En Atenas, Athos empezó a buscar información acerca de Bella y del único miembro de mi familia cuya existencia yo conocía, una tía a quien nunca había visto, Ida, hermana de mi madre, que vivía en Varsovia. Los dos entendíamos que era necesario que Athos buscase para que yo pudiera rendirme. A mí su fe me resultaba insoportable.
En el barco, Athos sacó pan y una cucharada de miel para el desayuno, pero yo no pude comer. Mirando las olas del Porthmos Zakinthou, me parecía que nada nunca volvería a resultarme familiar.
Cada vez que podíamos aceptábamos un viaje gratis, en carreta y en la trasera de camiones cuyo traqueteo nos destrozaba los huesos, camiones que levantaban polvo al subir por las curvas cerradísimas y al bajar de nuevo en espirales enloquecidas. Recorríamos largas distancias «me ta podhia» —a pie. Existen dos reglas para caminar en Grecia que Athos me enseñó mientras subíamos por un monte y dejábamos atrás Kyllini. Nunca sigas a una cabra, acabarás en el borde de un precipicio. A una mula síguela siempre, llegarás a un pueblo al caer la noche. Hacíamos pausas frecuentes para descansar, en aquellos tiempos más por mí que por Athos. Cuando los dos estábamos agotados, esperábamos con las mochilas al borde de la carretera, esperando que pasase alguien que pudiera llevarnos al pueblo siguiente. Miraba a Athos con su raída chaqueta de mezclilla y su sombrero fedora polvoriento y me daba cuenta de lo mucho que había envejecido en los pocos años que llevaba con él. En cuanto a mí, el niño que había entrado en casa de Athos ya no existía, tenía trece años. A menudo mientras caminábamos, Athos me pasaba un brazo sobre los hombros. Su forma de tocarme me parecía natural, aunque todo lo demás fuera como un sueño. Y era el hecho de que me tocara lo que evitaba que me hundiera demasiado dentro de mí mismo. Fue durante ese viaje desde Zakynthos hasta Atenas, en esas carreteras destrozadas y en esas colinas secas, cuando me di cuenta de lo que sentía: no era que se lo debiese todo a Athos, sino que le quería.
El paisaje del Peloponeso había sido herido y sanado tantas veces que la pena oscurecía el suelo iluminado por el sol. Toda pena parece antigua. Guerras, invasiones, terremotos; incendios y sequías. En los valles imaginaba la tristeza de las colinas. Sentía que allí se expresaba mi propia tristeza. Pasarían casi cincuenta años antes de que volviera a experimentar, en otro país, esta intensa compenetración con un paisaje.
En Kyllini, descubrimos que los alemanes habían dinamitado el gran castillo medieval.
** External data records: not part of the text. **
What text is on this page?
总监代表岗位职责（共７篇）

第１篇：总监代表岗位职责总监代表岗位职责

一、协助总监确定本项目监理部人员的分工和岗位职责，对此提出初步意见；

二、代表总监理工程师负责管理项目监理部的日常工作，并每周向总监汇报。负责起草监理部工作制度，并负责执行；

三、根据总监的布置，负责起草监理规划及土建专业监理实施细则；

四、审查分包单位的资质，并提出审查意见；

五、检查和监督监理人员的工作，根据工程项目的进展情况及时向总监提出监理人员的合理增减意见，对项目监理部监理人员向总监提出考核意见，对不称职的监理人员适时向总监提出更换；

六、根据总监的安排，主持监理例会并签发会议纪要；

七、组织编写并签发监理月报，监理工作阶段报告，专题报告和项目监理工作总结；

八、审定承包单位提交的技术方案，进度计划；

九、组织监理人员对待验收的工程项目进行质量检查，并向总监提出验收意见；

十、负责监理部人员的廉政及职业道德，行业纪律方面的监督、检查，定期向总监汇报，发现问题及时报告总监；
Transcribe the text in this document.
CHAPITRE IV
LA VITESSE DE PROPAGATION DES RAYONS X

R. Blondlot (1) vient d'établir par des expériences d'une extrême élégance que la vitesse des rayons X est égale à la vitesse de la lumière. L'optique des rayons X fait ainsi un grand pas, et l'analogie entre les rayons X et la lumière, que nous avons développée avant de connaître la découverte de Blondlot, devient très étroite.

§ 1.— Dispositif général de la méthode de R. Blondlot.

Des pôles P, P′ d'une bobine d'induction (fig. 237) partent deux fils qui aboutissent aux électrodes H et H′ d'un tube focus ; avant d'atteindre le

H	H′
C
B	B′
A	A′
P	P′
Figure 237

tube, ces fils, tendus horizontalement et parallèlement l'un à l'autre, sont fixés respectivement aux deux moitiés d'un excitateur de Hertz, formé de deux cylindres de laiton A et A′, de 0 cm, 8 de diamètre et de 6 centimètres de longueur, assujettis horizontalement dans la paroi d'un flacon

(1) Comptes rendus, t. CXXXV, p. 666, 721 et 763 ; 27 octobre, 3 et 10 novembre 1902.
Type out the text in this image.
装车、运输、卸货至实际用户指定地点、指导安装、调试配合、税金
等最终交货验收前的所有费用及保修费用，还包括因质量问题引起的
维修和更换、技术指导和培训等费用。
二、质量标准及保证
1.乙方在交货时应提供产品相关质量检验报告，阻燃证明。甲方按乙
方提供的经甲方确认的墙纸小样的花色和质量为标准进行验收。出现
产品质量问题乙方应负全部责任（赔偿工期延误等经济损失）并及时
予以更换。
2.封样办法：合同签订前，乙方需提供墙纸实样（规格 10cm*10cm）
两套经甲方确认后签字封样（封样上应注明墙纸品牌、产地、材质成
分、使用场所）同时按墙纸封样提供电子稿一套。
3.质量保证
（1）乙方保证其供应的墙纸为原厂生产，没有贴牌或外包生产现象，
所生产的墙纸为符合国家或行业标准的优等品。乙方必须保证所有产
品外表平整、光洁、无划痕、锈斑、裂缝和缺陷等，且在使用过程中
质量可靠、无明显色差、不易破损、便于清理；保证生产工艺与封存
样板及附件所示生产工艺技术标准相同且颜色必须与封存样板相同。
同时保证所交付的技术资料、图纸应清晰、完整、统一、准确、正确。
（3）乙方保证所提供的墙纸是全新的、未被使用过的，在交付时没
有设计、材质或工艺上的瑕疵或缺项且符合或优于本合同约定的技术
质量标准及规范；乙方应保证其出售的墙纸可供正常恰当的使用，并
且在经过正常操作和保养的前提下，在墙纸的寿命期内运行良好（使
Pasamos por delante de escuelas al aire libre, niños harapientos que utilizaban losas de piedra como pupitres. Había una vergüenza colgando sobre el campo, la desgracia de unas mujeres que ni siquiera podían enterrar a sus muertos porque sus cuerpos habían sido quemados o arrojados al agua, o simplemente hechos desaparecer.
Descendimos por el valle hacia Kalavrita, al pie del Monte Velia. Desde que desembarcamos en Kyllini cada persona con la que hablábamos nos contaba lo de la masacre. En Kalavrita, en diciembre de 1943, los alemanes asesinaron a todos los hombres del pueblo mayores de quince años —mil cuatrocientos hombres— y luego incendiaron el pueblo. Los alemanes sostenían que la gente del lugar estaba dando cobijo a los andartes —soldados de la resistencia griega. En el valle, ruinas chamuscadas, piedras ennegrecidas, un silencio terrible. Un lugar tan vacío que ni siquiera tenía fantasmas.
En Corinto nos montamos en un camión lleno hasta rebosar de otros viajeros. Finalmente, una tarde calurosa de finales de julio, llegamos a Atenas.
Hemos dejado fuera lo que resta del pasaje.